Há muito tempo que Israel utiliza projetos de florestamento para expulsar os palestinos das suas terras. Isso incluiu o contínuo deslocamento de beduínos no deserto de Naqab através de um grande projeto de plantação de árvores, financiado em grande parte por "doações beneficentes" dos EUA.

A floresta Yatir na atual Israel é um bosque artificial plantado na região desértica do que os palestinos chamam de Naqab e os israelenses chamam de Negev. As quatro milhões de árvores que formam Yatir foram plantadas pelo Fundo Nacional Judaico, o Jewish National Fund (JNF) no início dos anos 1960, como parte de uma campanha de longa duração voltada para judeus nos Estados Unidos e no resto do mundo como ato beneficente ambientalista e meio de homenagear entes queridos.

Na verdade, como descreva a +927 Magazine, trabalhadores de florestamento do JNF foram acompanhados pela polícia militarizada israelense, armada com balas de borracha e gás lacrimogêneo, quando expulsaram beduínos, tribos pastoreiras árabes, que viviam onde hoje estão as árvores.  

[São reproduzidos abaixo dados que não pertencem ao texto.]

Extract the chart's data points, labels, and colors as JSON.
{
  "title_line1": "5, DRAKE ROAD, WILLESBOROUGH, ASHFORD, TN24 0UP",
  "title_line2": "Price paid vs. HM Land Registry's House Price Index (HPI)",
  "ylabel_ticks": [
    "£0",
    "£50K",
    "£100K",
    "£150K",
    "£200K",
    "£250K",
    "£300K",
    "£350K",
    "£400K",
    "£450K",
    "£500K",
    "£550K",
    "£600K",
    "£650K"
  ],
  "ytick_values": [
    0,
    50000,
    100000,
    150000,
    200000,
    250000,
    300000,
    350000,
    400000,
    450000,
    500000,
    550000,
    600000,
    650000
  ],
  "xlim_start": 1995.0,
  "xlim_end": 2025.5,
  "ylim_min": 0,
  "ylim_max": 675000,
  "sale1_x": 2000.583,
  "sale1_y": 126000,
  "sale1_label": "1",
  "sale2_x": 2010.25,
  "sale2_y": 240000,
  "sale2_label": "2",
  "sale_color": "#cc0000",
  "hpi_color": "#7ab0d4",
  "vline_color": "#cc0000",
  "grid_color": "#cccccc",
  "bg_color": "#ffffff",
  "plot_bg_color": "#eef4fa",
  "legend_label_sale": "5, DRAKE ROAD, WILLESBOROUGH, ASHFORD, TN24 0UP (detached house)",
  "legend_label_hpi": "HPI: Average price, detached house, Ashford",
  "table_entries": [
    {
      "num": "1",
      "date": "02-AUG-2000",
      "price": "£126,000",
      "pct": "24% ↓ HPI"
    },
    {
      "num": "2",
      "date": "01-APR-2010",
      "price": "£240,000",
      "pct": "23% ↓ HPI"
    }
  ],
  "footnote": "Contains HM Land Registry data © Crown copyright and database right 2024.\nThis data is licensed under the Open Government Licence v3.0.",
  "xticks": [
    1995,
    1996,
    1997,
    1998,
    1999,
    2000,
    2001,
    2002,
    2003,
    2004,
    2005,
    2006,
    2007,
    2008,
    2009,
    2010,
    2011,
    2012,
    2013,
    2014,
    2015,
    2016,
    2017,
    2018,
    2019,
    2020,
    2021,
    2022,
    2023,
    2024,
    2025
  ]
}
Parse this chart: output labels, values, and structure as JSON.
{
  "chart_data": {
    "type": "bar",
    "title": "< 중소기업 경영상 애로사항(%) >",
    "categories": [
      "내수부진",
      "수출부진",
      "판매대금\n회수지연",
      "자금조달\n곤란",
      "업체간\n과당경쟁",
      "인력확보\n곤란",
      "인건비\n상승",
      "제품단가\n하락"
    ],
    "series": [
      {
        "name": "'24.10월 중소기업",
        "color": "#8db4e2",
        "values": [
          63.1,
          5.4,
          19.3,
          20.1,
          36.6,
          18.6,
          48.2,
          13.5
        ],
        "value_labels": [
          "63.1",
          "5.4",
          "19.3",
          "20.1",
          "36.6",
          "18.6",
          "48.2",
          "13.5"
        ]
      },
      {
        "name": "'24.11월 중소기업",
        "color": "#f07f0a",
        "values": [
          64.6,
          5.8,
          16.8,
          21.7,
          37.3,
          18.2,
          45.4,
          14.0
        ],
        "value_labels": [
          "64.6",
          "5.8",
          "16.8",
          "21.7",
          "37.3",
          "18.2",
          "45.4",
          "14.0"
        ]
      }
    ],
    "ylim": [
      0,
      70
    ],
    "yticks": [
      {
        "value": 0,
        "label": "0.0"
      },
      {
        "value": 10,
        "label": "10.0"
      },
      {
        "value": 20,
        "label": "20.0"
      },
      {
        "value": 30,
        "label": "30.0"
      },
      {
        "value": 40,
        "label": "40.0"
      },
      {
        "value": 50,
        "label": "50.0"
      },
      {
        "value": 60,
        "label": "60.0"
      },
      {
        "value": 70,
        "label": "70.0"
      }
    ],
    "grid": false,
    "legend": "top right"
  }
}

Desde 1948, o governo israelense tem usado o “florestamento”, ou o plantio de árvores, para desalojar comunidades palestinas como Atir. Além disso, o florestamento serve para limitar o crescimento de outras comunidades e para esconder as evidências da destruição de antigos agrupamentos. Ao longo do tempo, organizações como o JNF têm ajudado a financiar as operações e a lavar dinheiro de contribuintes desavisados.

Expulsão via florestamento

“Desde a Nakba, o florestamento tem sido utilizado como ferramente para facilitar a expulsão e a despossessão de terras palestinas”, diz Myssana Morany, advogada no Adalah Legal Center for Arab Minority Rights in Israel. (“Nakba”, ou “catástrofe” em árabe, é como palestinos se referem ao seu deslocamento forçado provocado por forças sionistas em 1948).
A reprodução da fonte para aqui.